Today was mostly sunny and I would guess it hit 70 degrees on the shore of the lake I was working on. My employee and I decided to try to catch some smelt, most likely for the last time. The ice was hard and very textured due to the rain and sun. As we got on the ice, we realized that it was warmer out there than on shore. A lot warmer. Like 20 degrees warmer. It felt like a sauna. It was hard to believe. Has anyone else ever experienced this?
You don't happen to have a dog named Chance?
You are right. I am only on the ice 4-5 times a week between ice fishing and caretaking for three islands in the Adirondacks. What I am talking about is something out of the ordinary - that I have not experienced being on the ice on nearly a daily basis. I think this was a perfect, sun angle, ice conditions, temperature, wind storm that does not happen that often. It felt like I just stepped off a plane in Arizona in the middle of July.

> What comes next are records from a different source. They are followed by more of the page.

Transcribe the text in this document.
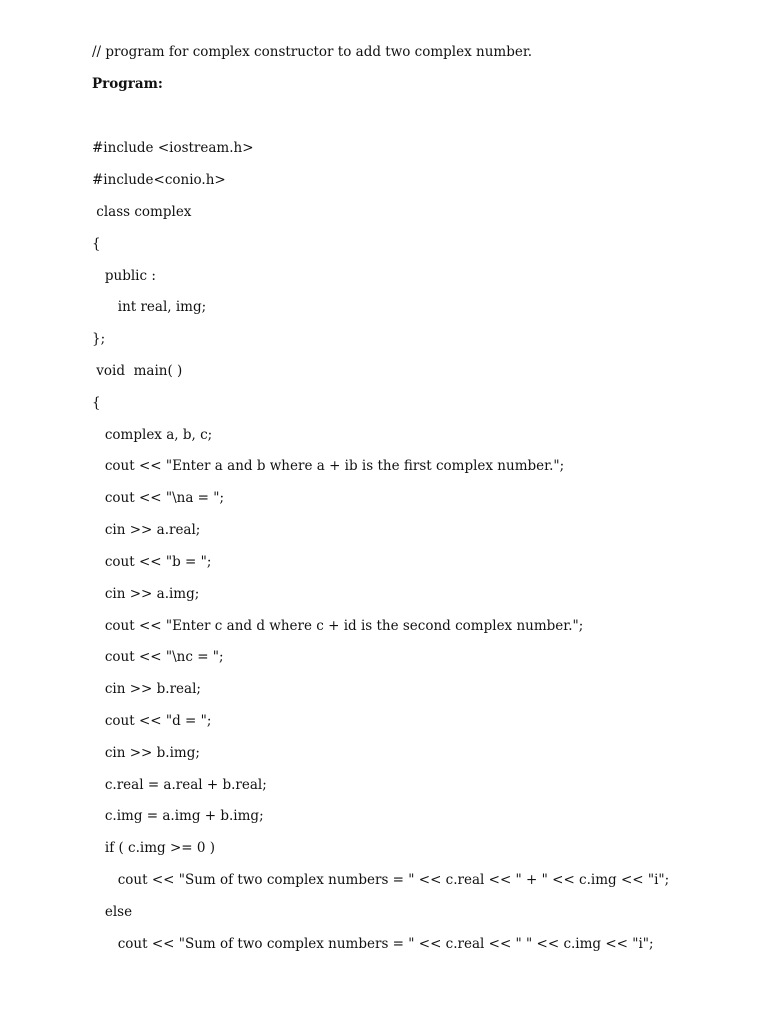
// program for complex constructor to add two complex number.
Program:
#include <iostream.h>
#include<conio.h>
class complex
{
public :
int real, img;
};
void  main( )
{
complex a, b, c;
cout << "Enter a and b where a + ib is the first complex number.";
cout << "\na = ";
cin >> a.real;
cout << "b = ";
cin >> a.img;
cout << "Enter c and d where c + id is the second complex number.";
cout << "\nc = ";
cin >> b.real;
cout << "d = ";
cin >> b.img;
c.real = a.real + b.real;
c.img = a.img + b.img;
if ( c.img >= 0 )
cout << "Sum of two complex numbers = " << c.real << " + " << c.img << "i";
else
cout << "Sum of two complex numbers = " << c.real << " " << c.img << "i";
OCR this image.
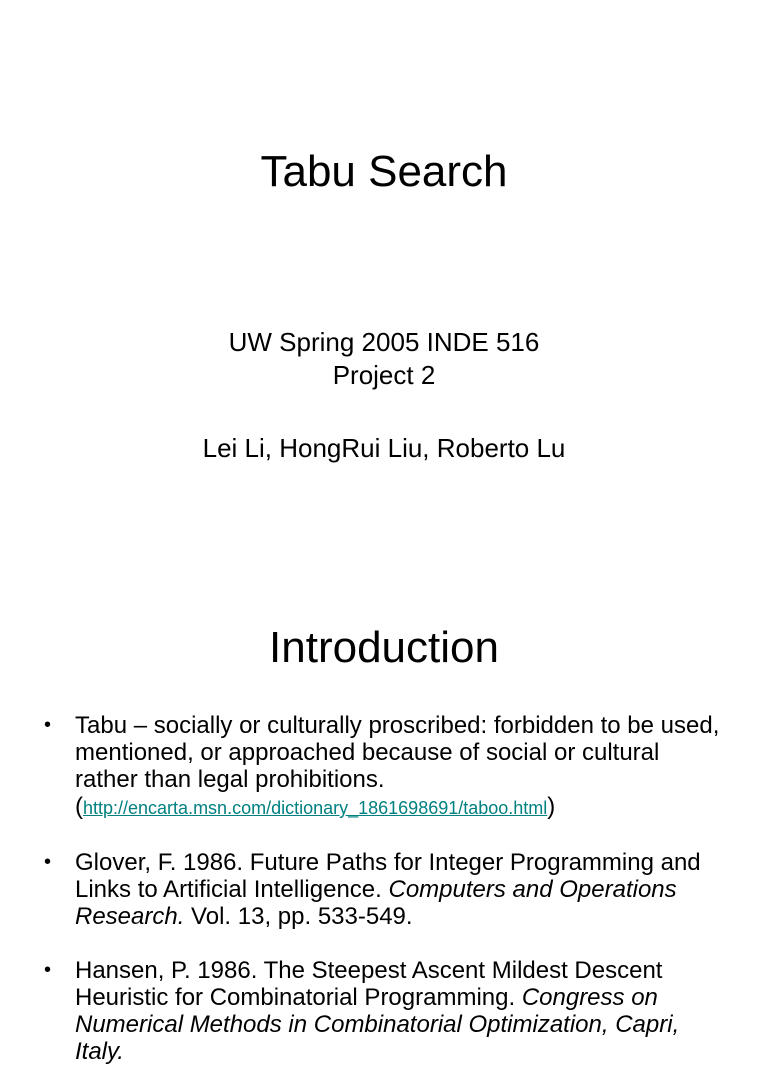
Tabu Search
UW Spring 2005 INDE 516
Project 2
Lei Li, HongRui Liu, Roberto Lu
Introduction
• Tabu – socially or culturally proscribed: forbidden to be used, mentioned, or approached because of social or cultural rather than legal prohibitions.
(http://encarta.msn.com/dictionary_1861698691/taboo.html)
• Glover, F. 1986. Future Paths for Integer Programming and Links to Artificial Intelligence. Computers and Operations Research. Vol. 13, pp. 533-549.
• Hansen, P. 1986. The Steepest Ascent Mildest Descent Heuristic for Combinatorial Programming. Congress on Numerical Methods in Combinatorial Optimization, Capri, Italy.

I believe what is happening is a combination of three things occuring at the same time. (1) Sunlight does not heat air directly, but it can heat particles within the air like water vapor and dust ect... (2) The granulated texture of late ice can act as a diffuser of light in many directions, where as a flat sheet of ice will act more like a flat mirror and tend to reflect light in a single direction. (3) The higher angle of the sun in late winter allows for more of the reflected light stay closer to the surface of the ice. So my theory is simply that the incoming sunlight is diffused along the surface of the ice in late winter more so than at other times of the year. This more concentrated diffused light is then passing through a layer of air that contains more water particles then at other times of the year. Therefore, able to transfer more sunlight into heat. On a windless day we can sometimes see a slight fog forming over the ice. There is probably a way to photograph this phenomena in a way that would make it appear as if the fog were glowing.